Cidade das mulheres

Numa certa manhã de junho de 1940, na cidade fictícia de Rose Vert, na França

Um grupo de nove soldados esfarrapados e esfomeados entra na cidadezinha francesa de Rose Vert, causando pânico na população. A maior patente dos militares é a do sargento, um magrelo chamado Michel, que decide conversar com a líder comunitária da aldeia, uma velha de cabelos brancos encaracolados e despenteados, de nome Marianne, que anda auxiliada por um cajado e uma empregada. O sargento informa que o exército francês foi impiedosamente derrotado pelos alemães de Hitler, e ele e seus homens estão de volta ao seu quartel na distante Lyon.

A anciã, mais espantada que Saturno sem os anéis, diz que ninguém na cidade conhece algo sobre outra guerra, alemães, riter, nazistas, etc. O último grande conflito de que ela se lembra é o de 1914/18, no qual seu marido e seus três filhos lutaram e perderam a vida nas trincheiras. Michel, desconcertado, não compreende como uma cidade francesa nada sabe sobre a declaração de guerra da Alemanha contra seu país e a consequente invasão de território pelos nazistas. Sem contar que o francês falado na cidade é estranho. Não é pronúncia de caipira, é esquisito, mesmo.

A velha líder conta então que Rose Vert suspendeu qualquer vínculo ou contato com o Estado francês em 1918 e nunca mais ninguém da comunidade visitou outra cidade do país e os habitantes vivem totalmente isolados das demais populações francesas, sem jornal, rádio, telégrafo ou outra forma de comunicação. Diz Marianne que foi a única forma de romper com a França, que obrigou menores de 14 anos a lutar nas trincheiras da Primeira Guerra. A cidadezinha perdeu quase todos os seus homens e desde então, como vingança, rompeu qualquer tipo de ligação com outras cidades do País e principalmente com o governo central, em Paris. Por ser pequenina e inexpressiva, ninguém no país observou tal distanciamento. Só mantiveram as escolas, mas com os mesmos livros de mais de vinte anos.

A população feminina ficou muito maior que a masculina, em Rose Vert. Na verdade, mais que o dobro de mulheres, sem contar que os poucos homens que sobraram eram garotos menores de 14 anos. Após o isolamento, a aldeia estabeleceu leis próprias para conviver com a escassez masculina. Foi permitido um homem ter duas esposas e até uma terceira como amante. Uma forma de um dia equilibrar novamente a população masculina e feminina e não deixar a vida se extinguir na pequena cidade.

Mesmo assim, havia ainda muitas mulheres solteiras, viúvas e outras virgens, que nunca tiveram os carinhos e os prazeres de um contato com homens. Marianne, após perder o marido, nunca mais teve relação com o outro sexo.

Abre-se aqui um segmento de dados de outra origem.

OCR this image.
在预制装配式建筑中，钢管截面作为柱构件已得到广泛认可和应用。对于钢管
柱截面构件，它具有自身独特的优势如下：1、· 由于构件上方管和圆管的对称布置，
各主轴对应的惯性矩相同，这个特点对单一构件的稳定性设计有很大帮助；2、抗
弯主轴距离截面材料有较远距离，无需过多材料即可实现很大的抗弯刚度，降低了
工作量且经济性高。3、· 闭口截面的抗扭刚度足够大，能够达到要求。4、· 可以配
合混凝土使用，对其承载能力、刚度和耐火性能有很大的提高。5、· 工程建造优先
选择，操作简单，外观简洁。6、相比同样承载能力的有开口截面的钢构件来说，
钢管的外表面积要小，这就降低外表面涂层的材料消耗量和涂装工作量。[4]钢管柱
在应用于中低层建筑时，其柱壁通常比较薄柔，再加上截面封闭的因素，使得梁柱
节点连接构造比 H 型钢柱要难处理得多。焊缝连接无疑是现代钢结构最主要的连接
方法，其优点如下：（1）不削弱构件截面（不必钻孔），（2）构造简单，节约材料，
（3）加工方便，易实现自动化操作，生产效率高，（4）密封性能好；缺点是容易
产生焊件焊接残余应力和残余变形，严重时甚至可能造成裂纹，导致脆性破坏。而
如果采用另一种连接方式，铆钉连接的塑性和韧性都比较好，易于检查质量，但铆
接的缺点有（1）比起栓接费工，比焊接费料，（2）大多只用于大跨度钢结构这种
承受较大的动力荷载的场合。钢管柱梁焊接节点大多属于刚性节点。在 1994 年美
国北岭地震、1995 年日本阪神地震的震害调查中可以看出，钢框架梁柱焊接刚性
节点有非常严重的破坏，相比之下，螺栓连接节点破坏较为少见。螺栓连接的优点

Apesar do nome, Marianne é a personagem símbolo da República Francesa, ela não quer mais saber do Estado, dos governos e de suas leis.

Estupefato, o sargento Michel deixa a cidade com seus homens, depois de comerem e trocarem de roupas. Não entendem o que ocorreu com a pequena Rose Vert. Alguns dias depois, os tanques e os aviões alemães bombardeiam a pequena aldeia, mesmo sem qualquer reação da população local. As armas e as munições dos aldeões são tão antigas que a maioria não mais funciona. As casas são derrubadas e incendiadas e assim Rose Vert é varrida do mapa francês, embora não constasse nele. Só sobraram Marianne, seu cajado e sua empregada. Elas estavam colhendo uvas a quilômetros dali.